Racontez-nous comment a débuté l’attaque et comment vous avez été fait prisonnier.

Il y a habituellement des gardes dans le village. Ce jour-là, les gardes sont partis pour Hassaké à 4 du matin. L’EIIL est entré dans le village à 5 h du matin et a frappé à nos portes pour nous réveiller. Ils nous ont rassemblés, tous les villageois, dans une petite pièce. De l’autre côté [nord] de la rivière [Khabour], il y avait des combattants kurdes et assy­riens et nous pouvions entendre les échanges de tirs entre eux et l’EIIL. […] Nous sommes restés dans cette pièce environ trois heures, jusqu’à ce que les combats cessent. […] L’EIIL a alors fait venir un véhicule et nous avons été conduits au Mont Abdul Aziz [une place forte de l’EIIL].­

 

Combien étiez-vous?

21, 17 hommes et 4 femmes.

 

Que s’est-il passé quand vous êtes arrivés au Mont Abdul Aziz?

Ils nous ont répartis dans deux petites pièces. Nous y avons passé la nuit.

 

Que vous ont-ils dit?

Ils nous ont demandé de nous convertir à l’islam. […]

Qui vous parlait?

Beaucoup d’hommes barbus nous ont parlé et chacun nous demandait de nous convertir à l’islam. […]

 

Que s’est-il passé après?

Nous avons passé la nuit là. Au matin, ils ont fait venir des voitures et nous avons roulé pendant quatre heures dans les montagnes. […]

 

Combien de temps êtes-vous restés?

Pendant 5 jours, jusqu’à ce que nous soyons relâchés. […]

 

Quand l’EIIL vous a demandé de vous convertir à l’islam, qu’avez-vous répondu?

Nous leur avons dit que nous ne nous convertirions pas. Ils nous ont dit qu’on devrait alors payer la djizîa [impôt sur les chrétiens] ou quitter le pays. […] Nous avons dit qu’on paierait la djizîa mais qu’on ne se convertirait pas.

 

Quel était le montant de la djizîa?

Ils nous ont dit que, pour cette fois, ils ne prélèveraient pas la djizîa, parce que nous n’avions pas combattu contre eux. Ils nous ont dit qu’ils nous relâcheraient, à la condition que nous ne retournions pas dans notre village. [Sinon,] ils décapiteraient les hommes et feraient des femmes leurs esclaves. […]

 

Après votre libération, vous êtes retournés directement à Hassaké?

Oui. Ils ont loué un véhicule pour nous mener à Hassaké, le véhicule était assez grand. Nous avons été conduits directement à Hassaké. […]

 

Qu’avez-vous ressenti en arrivant à Hassaké?

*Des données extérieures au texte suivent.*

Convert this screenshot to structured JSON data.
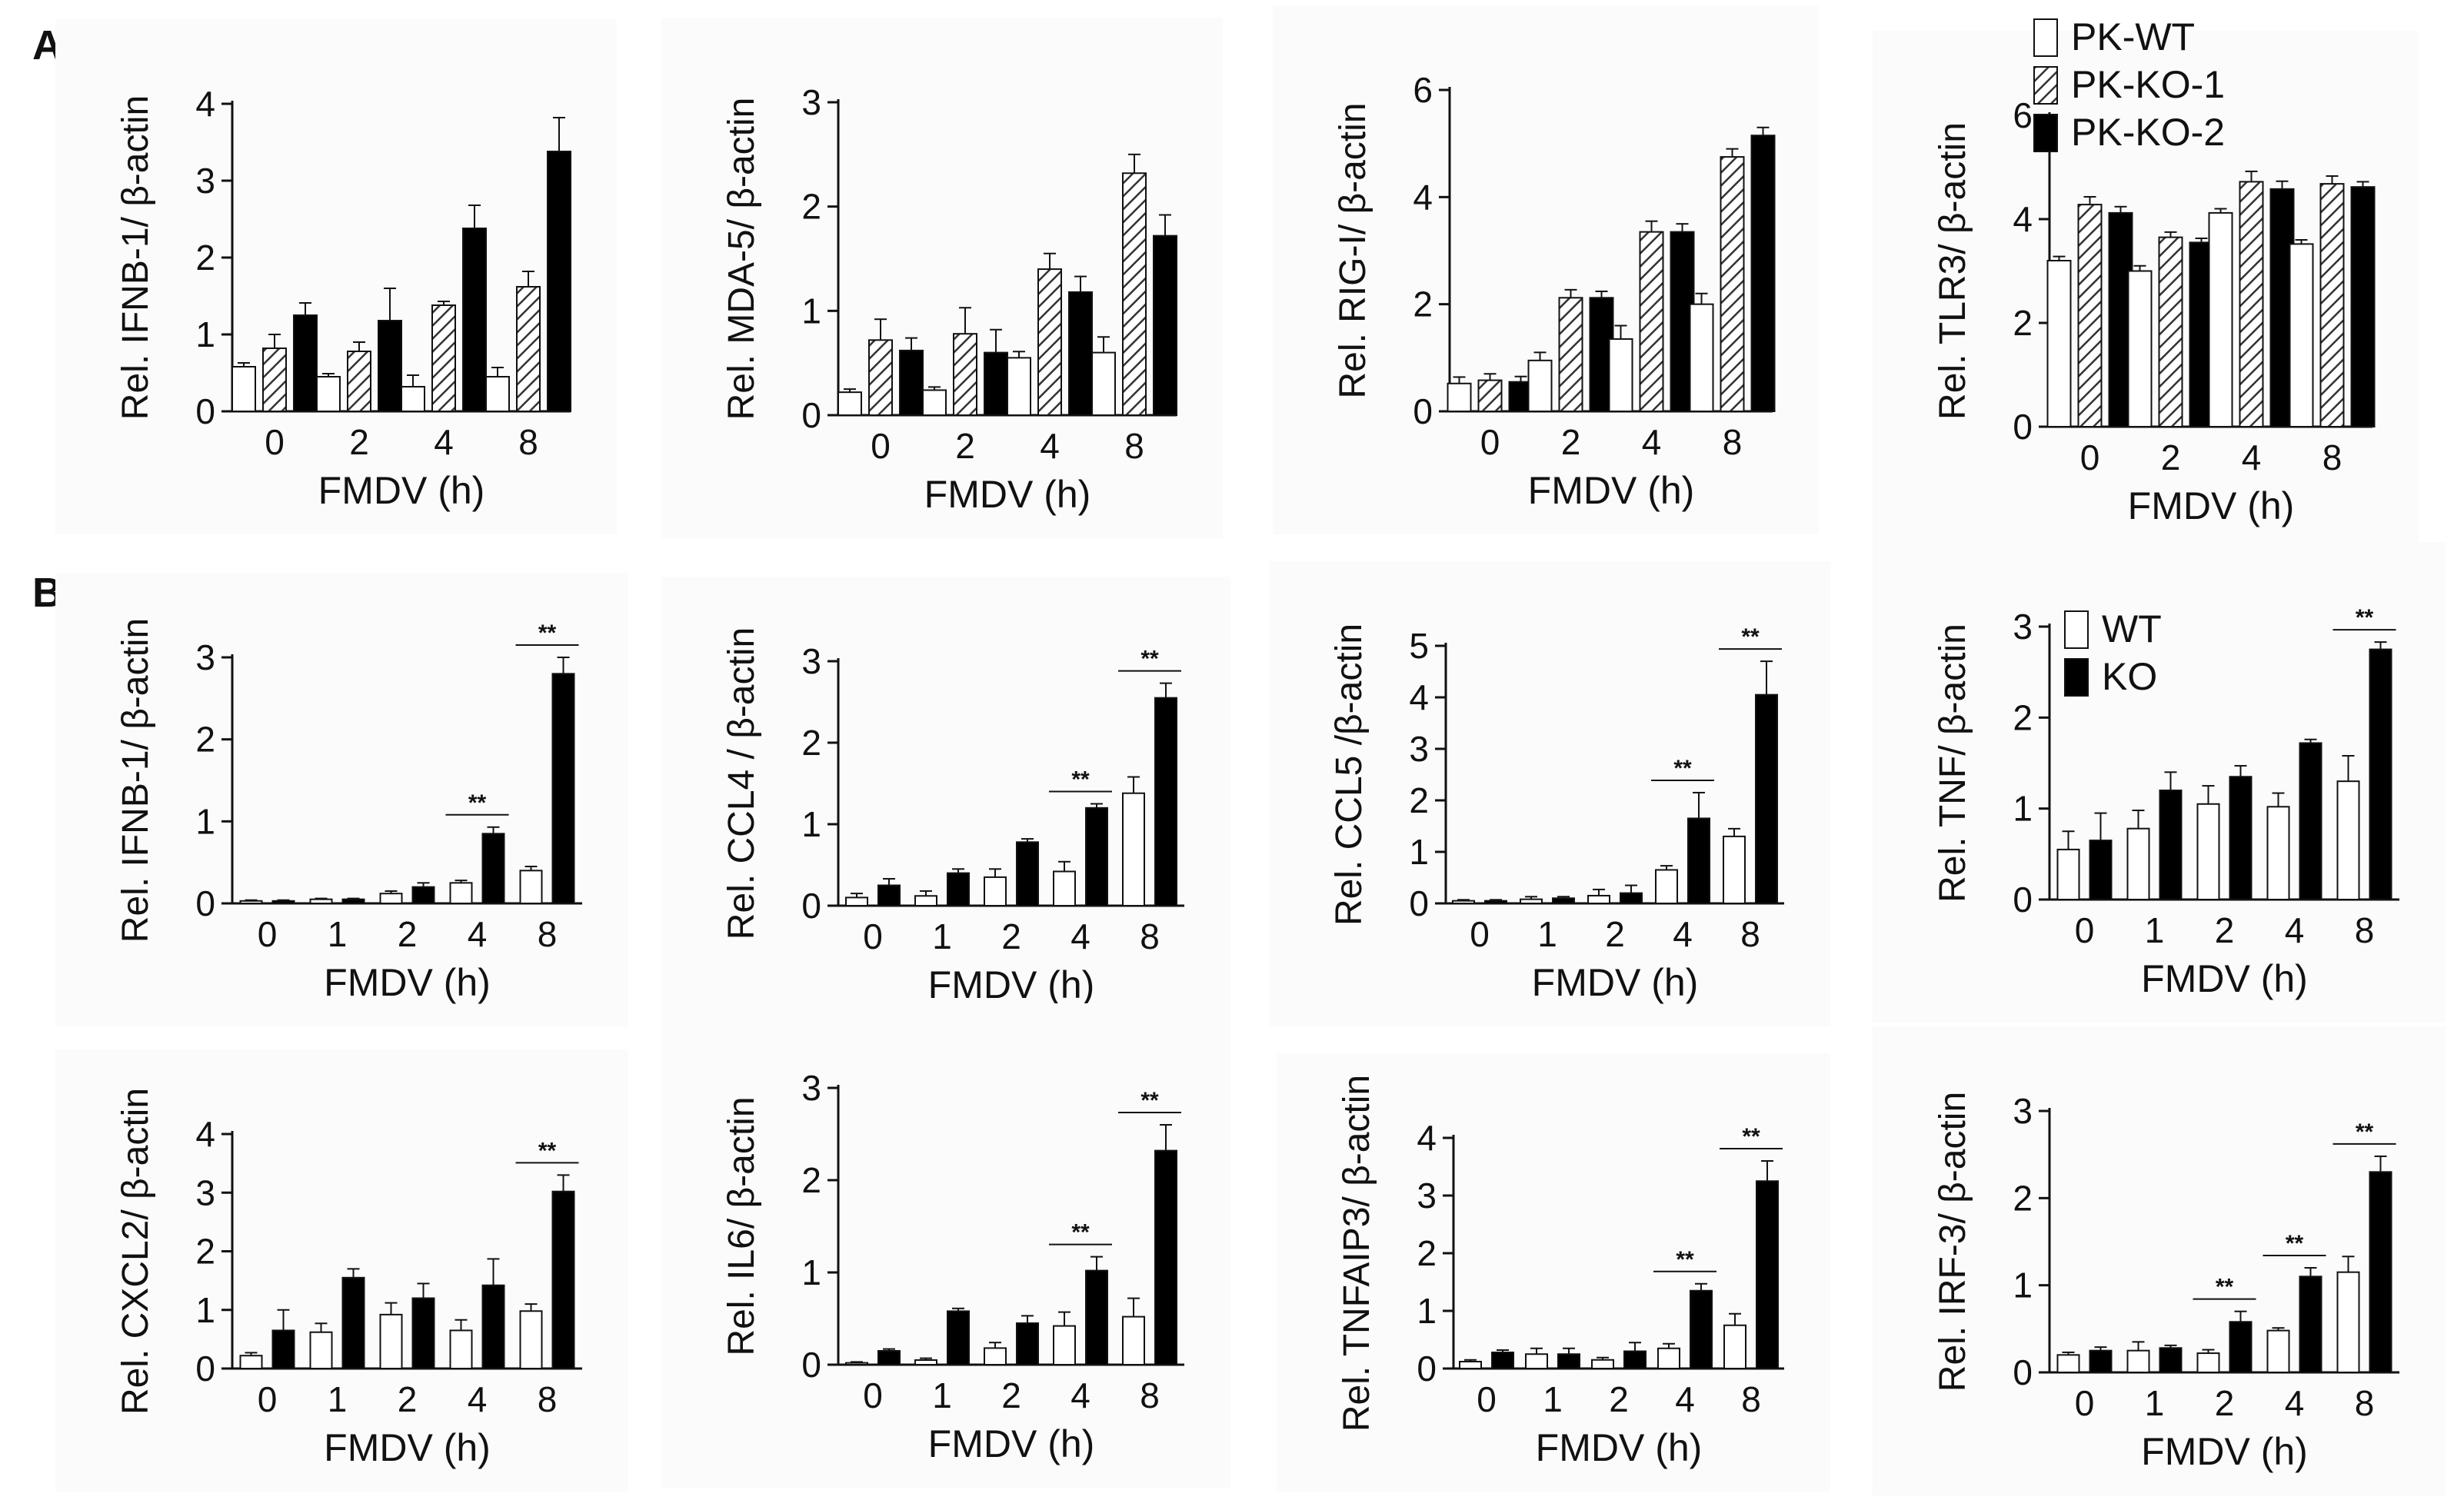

Franchement, nous ne pensions pas que nous allions nous en sortir vivants, et nous étions vraiment effrayés. Quand nous sommes arrivés à Hassaké nous avons été très heureux quand nous avons vu l’église Sainte-Marie pleine et tous les gens qui étaient là.

 

Quand vous étiez prisonniers, à quoi vous et les autres pensaient?

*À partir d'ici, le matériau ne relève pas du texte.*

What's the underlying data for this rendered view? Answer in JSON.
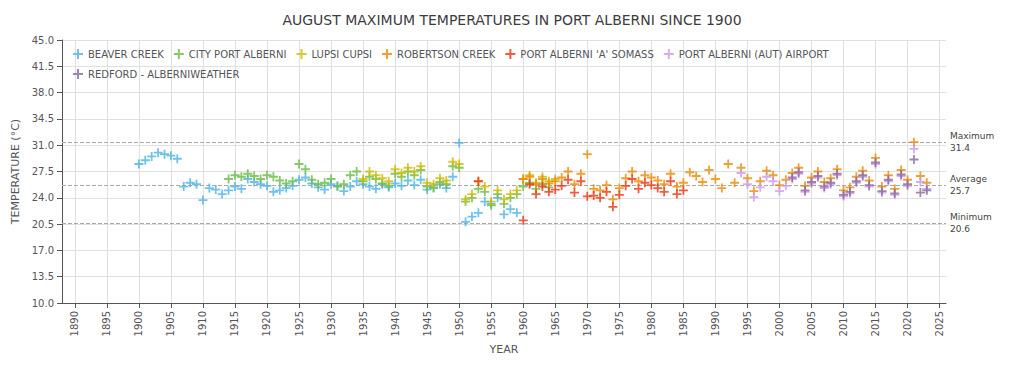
{
  "chart_data": {
    "type": "scatter",
    "title": "AUGUST MAXIMUM TEMPERATURES IN PORT ALBERNI SINCE 1900",
    "xlabel": "YEAR",
    "ylabel": "TEMPERATURE (°C)",
    "xlim": [
      1888,
      2026
    ],
    "ylim": [
      10.0,
      45.0
    ],
    "xticks": [
      1890,
      1895,
      1900,
      1905,
      1910,
      1915,
      1920,
      1925,
      1930,
      1935,
      1940,
      1945,
      1950,
      1955,
      1960,
      1965,
      1970,
      1975,
      1980,
      1985,
      1990,
      1995,
      2000,
      2005,
      2010,
      2015,
      2020,
      2025
    ],
    "yticks": [
      {
        "value": 10.0,
        "label": "10.0"
      },
      13.5,
      {
        "value": 17.0,
        "label": "17.0"
      },
      20.5,
      {
        "value": 24.0,
        "label": "24.0"
      },
      27.5,
      {
        "value": 31.0,
        "label": "31.0"
      },
      34.5,
      {
        "value": 38.0,
        "label": "38.0"
      },
      41.5,
      {
        "value": 45.0,
        "label": "45.0"
      }
    ],
    "grid": true,
    "legend": "upper left",
    "marker": "plus",
    "annotations": [
      {
        "y": 31.4,
        "label": "Maximum",
        "value_label": "31.4"
      },
      {
        "y": 25.7,
        "label": "Average",
        "value_label": "25.7"
      },
      {
        "y": 20.6,
        "label": "Minimum",
        "value_label": "20.6"
      }
    ],
    "series": [
      {
        "name": "BEAVER CREEK",
        "color": "#4db3e6",
        "x": [
          1900,
          1901,
          1902,
          1903,
          1904,
          1905,
          1906,
          1907,
          1908,
          1909,
          1910,
          1911,
          1912,
          1913,
          1914,
          1915,
          1916,
          1917,
          1918,
          1919,
          1920,
          1921,
          1922,
          1923,
          1924,
          1925,
          1926,
          1927,
          1928,
          1929,
          1930,
          1931,
          1932,
          1933,
          1934,
          1935,
          1936,
          1937,
          1938,
          1939,
          1940,
          1941,
          1942,
          1943,
          1944,
          1945,
          1946,
          1947,
          1948,
          1949,
          1950,
          1951,
          1952,
          1953,
          1954,
          1955,
          1956,
          1957,
          1958,
          1959
        ],
        "values": [
          28.5,
          29.0,
          29.5,
          30.0,
          29.8,
          29.6,
          29.2,
          25.5,
          26.0,
          25.8,
          23.7,
          25.3,
          25.1,
          24.5,
          25.0,
          25.5,
          25.2,
          26.5,
          26.1,
          25.8,
          25.6,
          24.8,
          25.0,
          25.3,
          25.6,
          26.4,
          26.7,
          25.9,
          25.4,
          25.1,
          25.8,
          25.6,
          24.9,
          25.5,
          26.2,
          25.8,
          25.5,
          25.2,
          25.8,
          25.4,
          25.9,
          25.6,
          26.3,
          25.7,
          26.4,
          25.1,
          25.4,
          25.8,
          25.3,
          26.8,
          31.3,
          20.8,
          21.5,
          22.0,
          23.5,
          23.2,
          24.0,
          21.8,
          22.5,
          22.0
        ]
      },
      {
        "name": "CITY PORT ALBERNI",
        "color": "#66bb44",
        "x": [
          1914,
          1915,
          1916,
          1917,
          1918,
          1919,
          1920,
          1921,
          1922,
          1923,
          1924,
          1925,
          1926,
          1927,
          1928,
          1929,
          1930,
          1931,
          1932,
          1933,
          1934,
          1935,
          1936,
          1937,
          1938,
          1939,
          1940,
          1941,
          1942,
          1943,
          1944,
          1945,
          1946,
          1947,
          1948,
          1949,
          1950,
          1951,
          1952,
          1953,
          1954,
          1955,
          1956,
          1957,
          1958,
          1959,
          1960,
          1961,
          1962,
          1963,
          1964
        ],
        "values": [
          26.5,
          27.0,
          26.8,
          27.2,
          26.9,
          26.5,
          27.0,
          26.8,
          26.3,
          25.9,
          26.2,
          28.5,
          27.8,
          26.4,
          25.8,
          26.0,
          26.5,
          25.5,
          25.8,
          27.0,
          27.5,
          26.2,
          26.8,
          26.5,
          25.9,
          25.6,
          27.2,
          26.8,
          27.5,
          27.0,
          27.7,
          25.5,
          25.3,
          26.1,
          25.8,
          28.2,
          28.0,
          23.5,
          24.0,
          25.2,
          24.8,
          23.0,
          24.5,
          23.2,
          24.0,
          24.5,
          25.5,
          26.0,
          25.2,
          25.8,
          25.4
        ]
      },
      {
        "name": "LUPSI CUPSI",
        "color": "#ccbb00",
        "x": [
          1935,
          1936,
          1937,
          1938,
          1939,
          1940,
          1941,
          1942,
          1943,
          1944,
          1945,
          1946,
          1947,
          1948,
          1949,
          1950,
          1951,
          1952,
          1953,
          1954,
          1955,
          1956,
          1957,
          1958,
          1959,
          1960,
          1961,
          1962,
          1963,
          1964,
          1965
        ],
        "values": [
          26.5,
          27.5,
          27.0,
          26.6,
          26.2,
          27.8,
          27.3,
          28.0,
          27.5,
          28.2,
          26.0,
          25.8,
          26.6,
          26.3,
          28.8,
          28.5,
          23.8,
          24.5,
          26.2,
          25.5,
          23.5,
          25.0,
          23.8,
          24.5,
          25.0,
          26.5,
          27.0,
          26.0,
          26.8,
          26.2,
          26.5
        ]
      },
      {
        "name": "ROBERTSON CREEK",
        "color": "#ee8800",
        "x": [
          1960,
          1961,
          1962,
          1963,
          1964,
          1965,
          1966,
          1967,
          1968,
          1969,
          1970,
          1971,
          1972,
          1973,
          1974,
          1975,
          1976,
          1977,
          1978,
          1979,
          1980,
          1981,
          1982,
          1983,
          1984,
          1985,
          1986,
          1987,
          1988,
          1989,
          1990,
          1991,
          1992,
          1993,
          1994,
          1995,
          1996,
          1997,
          1998,
          1999,
          2000,
          2001,
          2002,
          2003,
          2004,
          2005,
          2006,
          2007,
          2008,
          2009,
          2010,
          2011,
          2012,
          2013,
          2014,
          2015,
          2016,
          2017,
          2018,
          2019,
          2020,
          2021,
          2022,
          2023
        ],
        "values": [
          26.5,
          26.8,
          25.8,
          26.5,
          25.9,
          26.2,
          26.7,
          27.5,
          25.8,
          27.2,
          29.8,
          25.2,
          25.0,
          25.7,
          23.8,
          25.3,
          26.6,
          27.5,
          26.2,
          27.0,
          26.7,
          26.3,
          25.8,
          27.2,
          25.5,
          26.0,
          27.4,
          26.9,
          26.1,
          27.7,
          26.5,
          25.3,
          28.5,
          26.0,
          28.0,
          26.6,
          24.9,
          26.2,
          27.6,
          27.0,
          25.7,
          26.4,
          27.3,
          28.0,
          25.6,
          26.7,
          27.5,
          26.1,
          26.6,
          27.8,
          25.0,
          25.4,
          26.8,
          27.6,
          26.3,
          29.3,
          25.5,
          27.0,
          25.2,
          27.7,
          26.4,
          31.4,
          26.9,
          26.0
        ]
      },
      {
        "name": "PORT ALBERNI 'A' SOMASS",
        "color": "#ee3311",
        "x": [
          1953,
          1960,
          1961,
          1962,
          1963,
          1964,
          1965,
          1966,
          1967,
          1968,
          1969,
          1970,
          1971,
          1972,
          1973,
          1974,
          1975,
          1976,
          1977,
          1978,
          1979,
          1980,
          1981,
          1982,
          1983,
          1984,
          1985
        ],
        "values": [
          26.2,
          21.0,
          25.8,
          24.5,
          25.5,
          24.8,
          25.1,
          25.6,
          26.4,
          24.7,
          26.2,
          24.2,
          24.3,
          24.0,
          24.8,
          22.8,
          24.4,
          25.6,
          26.5,
          25.2,
          26.0,
          25.7,
          25.3,
          24.8,
          26.2,
          24.5,
          25.0
        ]
      },
      {
        "name": "PORT ALBERNI (AUT) AIRPORT",
        "color": "#cc99ee",
        "x": [
          1994,
          1995,
          1996,
          1997,
          1998,
          1999,
          2000,
          2001,
          2002,
          2003,
          2004,
          2005,
          2006,
          2007,
          2008,
          2009,
          2010,
          2011,
          2012,
          2013,
          2014,
          2015,
          2016,
          2017,
          2018,
          2019,
          2020,
          2021,
          2022,
          2023
        ],
        "values": [
          27.3,
          25.8,
          24.1,
          25.4,
          26.8,
          26.2,
          24.9,
          25.6,
          26.5,
          27.2,
          24.8,
          25.9,
          26.7,
          25.3,
          25.8,
          27.0,
          24.2,
          24.6,
          26.0,
          26.8,
          25.5,
          28.5,
          24.7,
          26.2,
          24.4,
          26.9,
          25.6,
          30.5,
          26.1,
          25.2
        ]
      },
      {
        "name": "REDFORD - ALBERNIWEATHER",
        "color": "#886699",
        "x": [
          2002,
          2003,
          2004,
          2005,
          2006,
          2007,
          2008,
          2009,
          2010,
          2011,
          2012,
          2013,
          2014,
          2015,
          2016,
          2017,
          2018,
          2019,
          2020,
          2021,
          2022,
          2023
        ],
        "values": [
          26.7,
          27.4,
          25.0,
          26.1,
          26.9,
          25.5,
          26.0,
          27.2,
          24.4,
          24.8,
          26.2,
          27.0,
          25.7,
          28.7,
          24.9,
          26.4,
          24.6,
          27.1,
          25.8,
          29.1,
          24.7,
          25.0
        ]
      }
    ]
  }
}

Nous étions dans une peur constante, nous ne pensions pas qu’ils nous relâcheraient. C’est une grâce de saint Zaya et de Dieu que nous ayons été sauvés.

 

À présent que vous êtes en sécurité à Hassaké, qu’avez-vous l’intention de faire?

Nous ne pouvons pas retourner à notre village. On va très bientôt partir pour le Liban.

 

Tous les 21?

Pas seulement nous, mais tous les Assyriens. Khabour est désormais vide. Tout le monde a le projet de partir. […] Il n’y a plus aucun civil assyrien dans toute la région.